# Ships to end from Rangoon, info wanted



## travellinglight (Dec 17, 2014)

*Ships to and from Rangoon, info wanted*

Hi all, I've just joined.
Heard about your website from an Amazon seller from whom I bought Duncan Haws' "Merchant Fleets - The Burma Boats, Henderson and Bibby Lines".
My mother (who died in 2007) was from an Anglo-Burmese family. Various family members were passengers on the following ships between 1908 and 1956:
Amarapoora, Burma, Henzada, Kemmendine, Javanese Prince, Leicestershire, Pegu, Prome, Salween, Staffordshire, Warwickshire, and Worcestershire.
Now, my question... can anyone suggest sources of info about what it was like to travel on these ships, especially in the late 1920s?


----------



## A.D.FROST (Sep 1, 2008)

travellinglight said:


> Hi all, I've just joined.
> Heard about your website from an Amazon seller from whom I bought Duncan Haws' "Merchant Fleets - The Burma Boats, Henderson and Bibby Lines".
> My mother (who died in 2007) was from an Anglo-Burmese family.
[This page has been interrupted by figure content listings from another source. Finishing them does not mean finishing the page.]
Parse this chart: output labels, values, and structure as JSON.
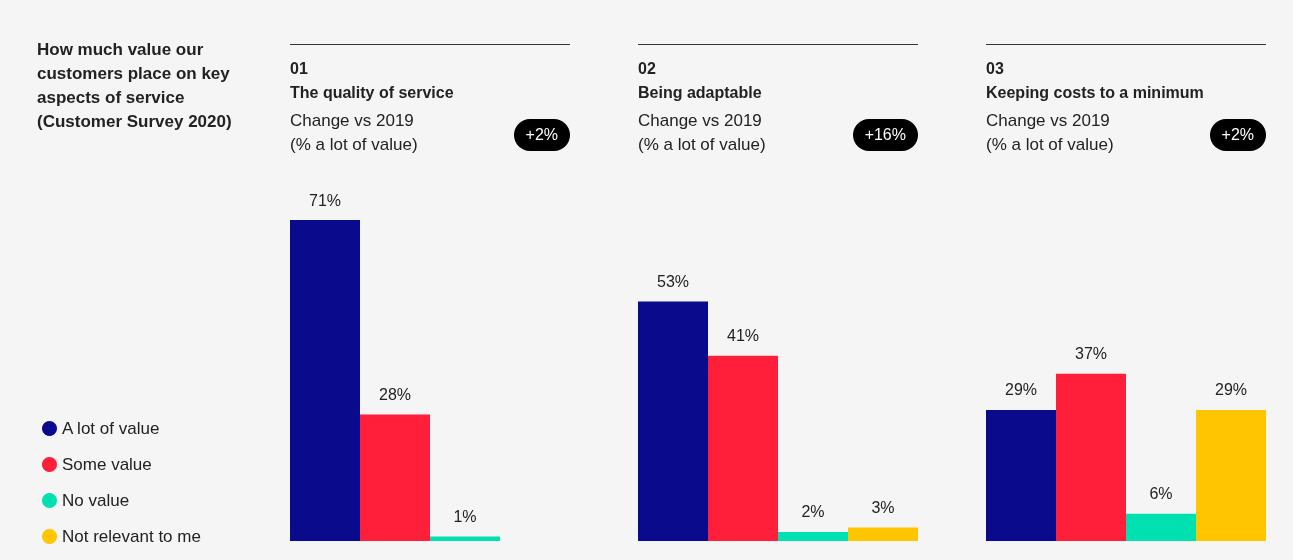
{
  "chart_data": [
    {
      "type": "other",
      "title": "How much value our customers place on key aspects of service (Customer Survey 2020)"
    },
    {
      "type": "bar",
      "title": "01",
      "subtitle": "The quality of service",
      "annotations": [
        "Change vs 2019\n(% a lot of value)",
        "+2%"
      ],
      "categories": [
        null
      ],
      "legend": "bottom left",
      "series": [
        {
          "name": "A lot of value",
          "color": "#0a0a8c",
          "values": [
            71
          ],
          "value_labels": [
            "71%"
          ]
        },
        {
          "name": "Some value",
          "color": "#ff1f3a",
          "values": [
            28
          ],
          "value_labels": [
            "28%"
          ]
        },
        {
          "name": "No value",
          "color": "#00e0b0",
          "values": [
            1
          ],
          "value_labels": [
            "1%"
          ]
        },
        {
          "name": "Not relevant to me",
          "color": "#ffc600",
          "values": [
            null
          ],
          "value_labels": [
            null
          ]
        }
      ]
    },
    {
      "type": "bar",
      "title": "02",
      "subtitle": "Being adaptable",
      "annotations": [
        "Change vs 2019\n(% a lot of value)",
        "+16%"
      ],
      "categories": [
        null
      ],
      "series": [
        {
          "color": "#0a0a8c",
          "values": [
            53
          ],
          "value_labels": [
            "53%"
          ]
        },
        {
          "color": "#ff1f3a",
          "values": [
            41
          ],
          "value_labels": [
            "41%"
          ]
        },
        {
          "color": "#00e0b0",
          "values": [
            2
          ],
          "value_labels": [
            "2%"
          ]
        },
        {
          "color": "#ffc600",
          "values": [
            3
          ],
          "value_labels": [
            "3%"
          ]
        }
      ]
    },
    {
      "type": "bar",
      "title": "03",
      "subtitle": "Keeping costs to a minimum",
      "annotations": [
        "Change vs 2019\n(% a lot of value)",
        "+2%"
      ],
      "categories": [
        null
      ],
      "series": [
        {
          "color": "#0a0a8c",
          "values": [
            29
          ],
          "value_labels": [
            "29%"
          ]
        },
        {
          "color": "#ff1f3a",
          "values": [
            37
          ],
          "value_labels": [
            "37%"
          ]
        },
        {
          "color": "#00e0b0",
          "values": [
            6
          ],
          "value_labels": [
            "6%"
          ]
        },
        {
          "color": "#ffc600",
          "values": [
            29
          ],
          "value_labels": [
            "29%"
          ]
        }
      ]
    }
  ]
}
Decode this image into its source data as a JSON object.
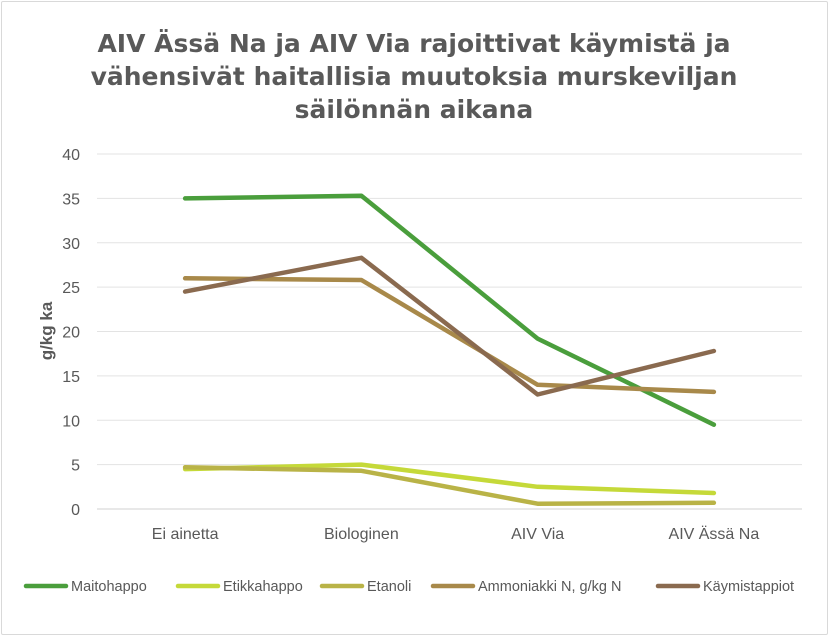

Various family members were passengers on the following ships between 1908 and 1956:
> Amarapoora, Burma, Henzada, Kemmendine, Javanese Prince, Leicestershire, Pegu, Prome, Salween, Staffordshire, Warwickshire, and Worcestershire.
> Now, my question... can anyone suggest sources of info about what it was like to travel on these ships, especially in the late 1920s?


try this for Henderson/Elder Dempster,Prince Line and Bibby Line
http://www.theshipslist.com/ships/lines/index.htm


----------



## R58484956 (Apr 19, 2004)

Greetings *TL *and welcome to *SN.* Bon voyage.


----------